Scilly Deniz Faciası, denizcilik tarihinde 22 Ekim 1707 tarihinde navigasyon hatası sonucu İngiliz Kraliyet Donanması’na ait 4 büyük savaş gemisinin Scilly Takım Adaları civarında battığı ve 1.400 denizcinin hayatını kaybettiği olaya verilen genel bir isimdir. General Sir Cloudesley Shovell komutasındaki 21 adet harp gemisi başarısız geçen Fransa, Toulon Kuşatması’ndan İngiltere’ye dönmek üzere 29 Eylül günü Cebelitarık Boğazı’ndan hareket etmişlerdi. Sürekli fırtınalı ve kötü hava şartları altında yollarına devam eden gemiler özellikle Biscay Körfezi’nde daha da sertleşen hava şartları nedeni ile rotalarından oldukça sapmışlardı. 22 Ekim 1707 tarihinde Brittany Sahilleri’ndeki Ushant Adası açıklarında olduklarını tahmin eden Sir Shovell İngiliz Kanalı’na girdiğini sanarak rahatlamış ve rotayı batıya doğru yönlendirmişti. Ancak, o esnada İngiltere Adası’nın güney batı ucu açıklarındaki etrafları kayalıklarla dolu olan Scilly Takım Adaları’nda olduğunu farkettiği zaman iş işten geçmiş, dört büyük savaş gemisi kayalıklara çarparak parçalanmış ve 1.400 denizci hayatını kaybetmişti. Batan gemilerin isimleri HMS Association, HMS Eagle, HMS Romney, HMS Firebrand idi.

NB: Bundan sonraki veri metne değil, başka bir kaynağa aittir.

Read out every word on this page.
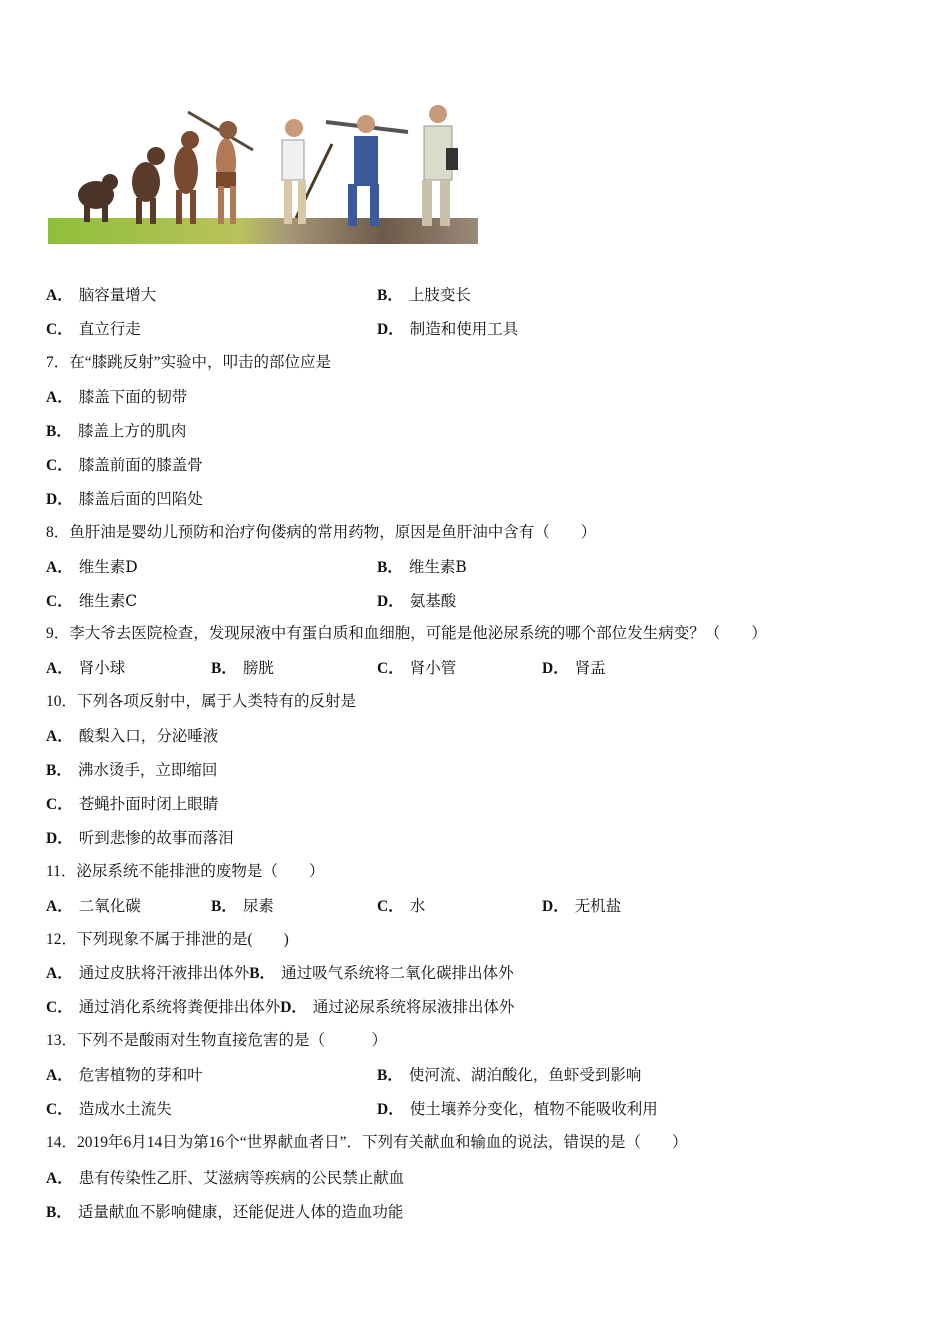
A． 脑容量增大	B． 上肢变长
C． 直立行走	D． 制造和使用工具
7．在“膝跳反射”实验中，叩击的部位应是
A． 膝盖下面的韧带
B． 膝盖上方的肌肉
C． 膝盖前面的膝盖骨
D． 膝盖后面的凹陷处
8．鱼肝油是婴幼儿预防和治疗佝偻病的常用药物，原因是鱼肝油中含有（　　）
A． 维生素D	B． 维生素B
C． 维生素C	D． 氨基酸
9．李大爷去医院检查，发现尿液中有蛋白质和血细胞，可能是他泌尿系统的哪个部位发生病变？（　　）
A． 肾小球	B． 膀胱	C． 肾小管	D． 肾盂
10．下列各项反射中，属于人类特有的反射是
A． 酸梨入口，分泌唾液
B． 沸水烫手，立即缩回
C． 苍蝇扑面时闭上眼睛
D． 听到悲惨的故事而落泪
11．泌尿系统不能排泄的废物是（　　）
A． 二氧化碳	B． 尿素	C． 水	D． 无机盐
12．下列现象不属于排泄的是(　　)
A． 通过皮肤将汗液排出体外B． 通过吸气系统将二氧化碳排出体外
C． 通过消化系统将粪便排出体外D． 通过泌尿系统将尿液排出体外
13．下列不是酸雨对生物直接危害的是（　　　）
A． 危害植物的芽和叶	B． 使河流、湖泊酸化，鱼虾受到影响
C． 造成水土流失	D． 使土壤养分变化，植物不能吸收利用
14．2019年6月14日为第16个“世界献血者日”．下列有关献血和输血的说法，错误的是（　　）
A． 患有传染性乙肝、艾滋病等疾病的公民禁止献血
B． 适量献血不影响健康，还能促进人体的造血功能
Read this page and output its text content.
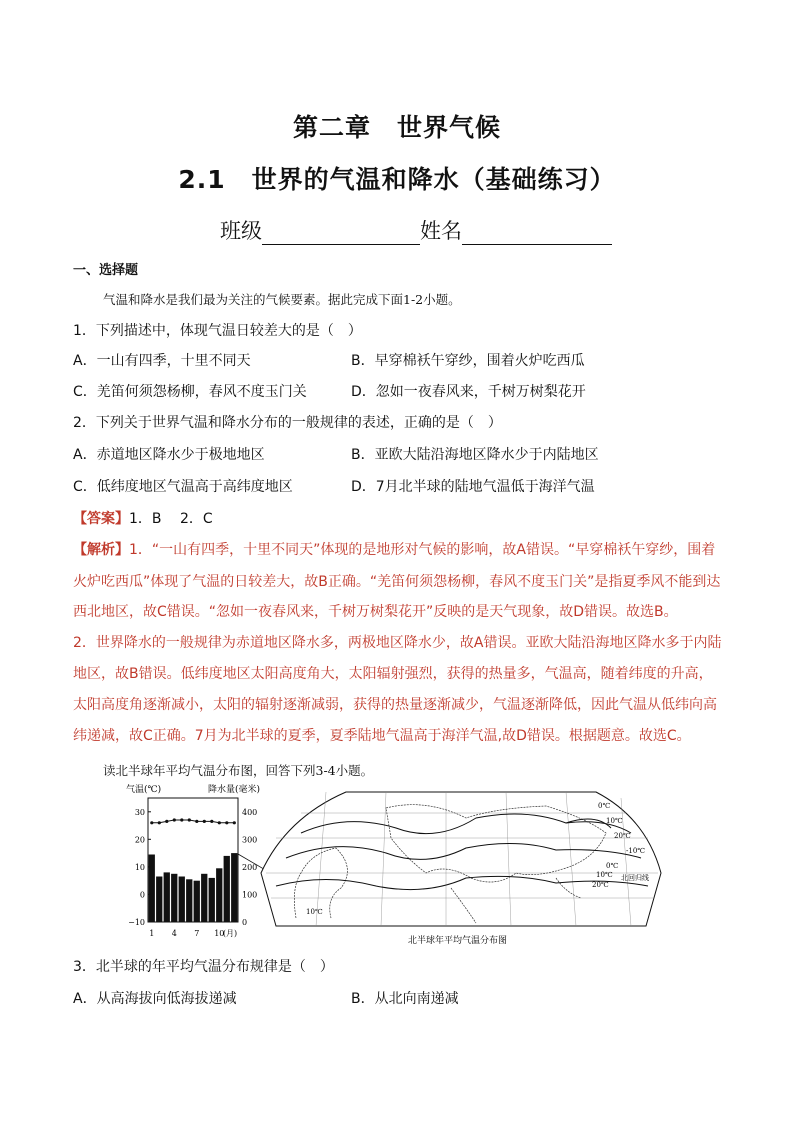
第二章　世界气候
2.1　世界的气温和降水（基础练习）
班级	姓名
一、选择题
气温和降水是我们最为关注的气候要素。据此完成下面1-2小题。
1．下列描述中，体现气温日较差大的是（　）
A．一山有四季，十里不同天	B．早穿棉袄午穿纱，围着火炉吃西瓜
C．羌笛何须怨杨柳，春风不度玉门关	D．忽如一夜春风来，千树万树梨花开
2．下列关于世界气温和降水分布的一般规律的表述，正确的是（　）
A．赤道地区降水少于极地地区	B．亚欧大陆沿海地区降水少于内陆地区
C．低纬度地区气温高于高纬度地区	D．7月北半球的陆地气温低于海洋气温
【答案】1．B　 2．C
【解析】1．“一山有四季，十里不同天”体现的是地形对气候的影响，故A错误。“早穿棉袄午穿纱，围着
火炉吃西瓜”体现了气温的日较差大，故B正确。“羌笛何须怨杨柳，春风不度玉门关”是指夏季风不能到达
西北地区，故C错误。“忽如一夜春风来，千树万树梨花开”反映的是天气现象，故D错误。故选B。
2．世界降水的一般规律为赤道地区降水多，两极地区降水少，故A错误。亚欧大陆沿海地区降水多于内陆
地区，故B错误。低纬度地区太阳高度角大，太阳辐射强烈，获得的热量多，气温高，随着纬度的升高，
太阳高度角逐渐减小，太阳的辐射逐渐减弱，获得的热量逐渐减少，气温逐渐降低，因此气温从低纬向高
纬递减，故C正确。7月为北半球的夏季，夏季陆地气温高于海洋气温,故D错误。根据题意。故选C。
读北半球年平均气温分布图，回答下列3-4小题。
气温(℃)	降水量(毫米)
30
20
10
0
−10
400
300
200
100
0
1 4 7 10
(月)
0℃
10℃
20℃
-10℃
0℃
10℃
20℃
10℃
北回归线
北半球年平均气温分布图
3．北半球的年平均气温分布规律是（　）
A．从高海拔向低海拔递减	B．从北向南递减
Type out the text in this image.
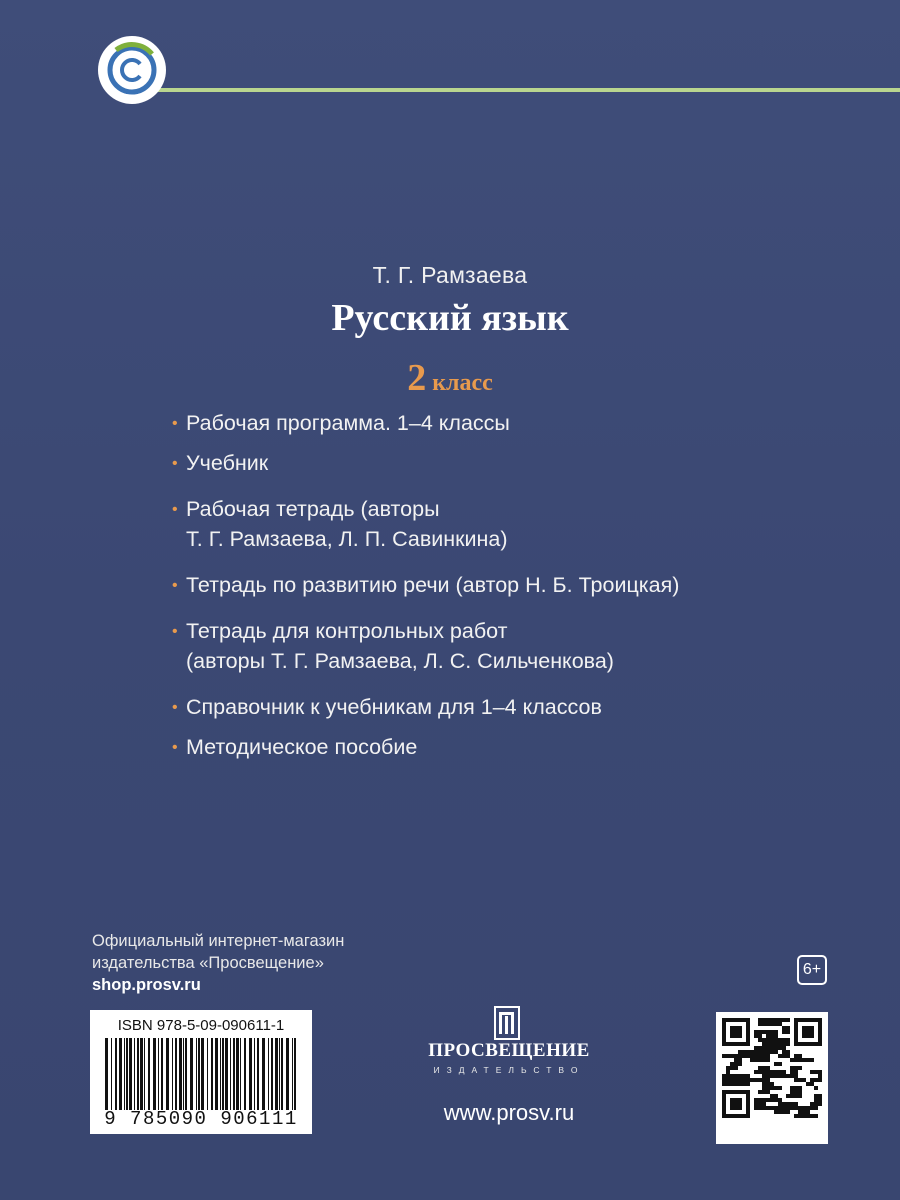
Т. Г. Рамзаева
Русский язык
2 класс
• Рабочая программа. 1–4 классы
• Учебник
• Рабочая тетрадь (авторы
Т. Г. Рамзаева, Л. П. Савинкина)
• Тетрадь по развитию речи (автор Н. Б. Троицкая)
• Тетрадь для контрольных работ
(авторы Т. Г. Рамзаева, Л. С. Сильченкова)
• Справочник к учебникам для 1–4 классов
• Методическое пособие
Официальный интернет-магазин
издательства «Просвещение»
shop.prosv.ru
6+
ISBN 978-5-09-090611-1
9 785090 906111
ПРОСВЕЩЕНИЕ
ИЗДАТЕЛЬСТВО
www.prosv.ru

Toya Maru, Hakodate-Aomori seferini yaparken Marie Tayfunu’na yakalanıp Hokkaido ve Honshu Japon Adaları arasındaki Tsugaru geçidinde 26 Eylül 1954’te sulara gömülmüş ve 1.159 canlıyı da beraberinde götürmüştü. 3.898 gross ton, 1.128 yolcu ve 120 mürettebat kapasiteli vagon ferisi olarak Japon Ulusal Demir Yolları tarafından inşa ettirilen gemi 21 Kasım 1947 yılında denize indirilmiş ve 1950 yılında radar ile tesis edilerek Japonya’nın radarlı ilk gemisi unvanını da almıştı. Tayfun Marie 26 Eylül 1954 saat 12:00 sularında da Japon Denizi’ni dövmeye başlamış ve tahminlere göre saat 17:00 gibi Tsugaru geçidine varacaktı. Saat 11:00’da Hakodate’ye varan Toya Maru aynı gün saat 14:40’da Aomori’ye hareket edecekti ancak tayfun nedeni ile kaptan saat 15:10’da seferi iptal etmişti. Akşam üzeri hava sakinleşince kaptan tayfunun geçtiği kanaatine varıp saat 18:39’da Hakodate Limanı’ndan 1.309 yolcusu ile hareket etti. Seyirden kısa bir müddet sonra tekrar patlayan hava nedeni ile liman açıklarında demir atmaya çalışan gemi rüzgar ve dalgalar nedeni ile demir tutturamayıp sürüklenmeye başladı, bu arada vagon bölümünden giren deniz suyu makine dairesini basınca makineler stop etti ve kontrolsüz kalan gemi sahile doğru sürüklenmeye başladı. Aynı gün saat 22:40’da Hakodate sahillerinden birkaç yüz metre açıkta alabora olan gemide 1.086 yolcu ve 73 mürettebat hayatını kaybetmişti. Olay sonrası kurtulanların sayısı sadece 150 idi.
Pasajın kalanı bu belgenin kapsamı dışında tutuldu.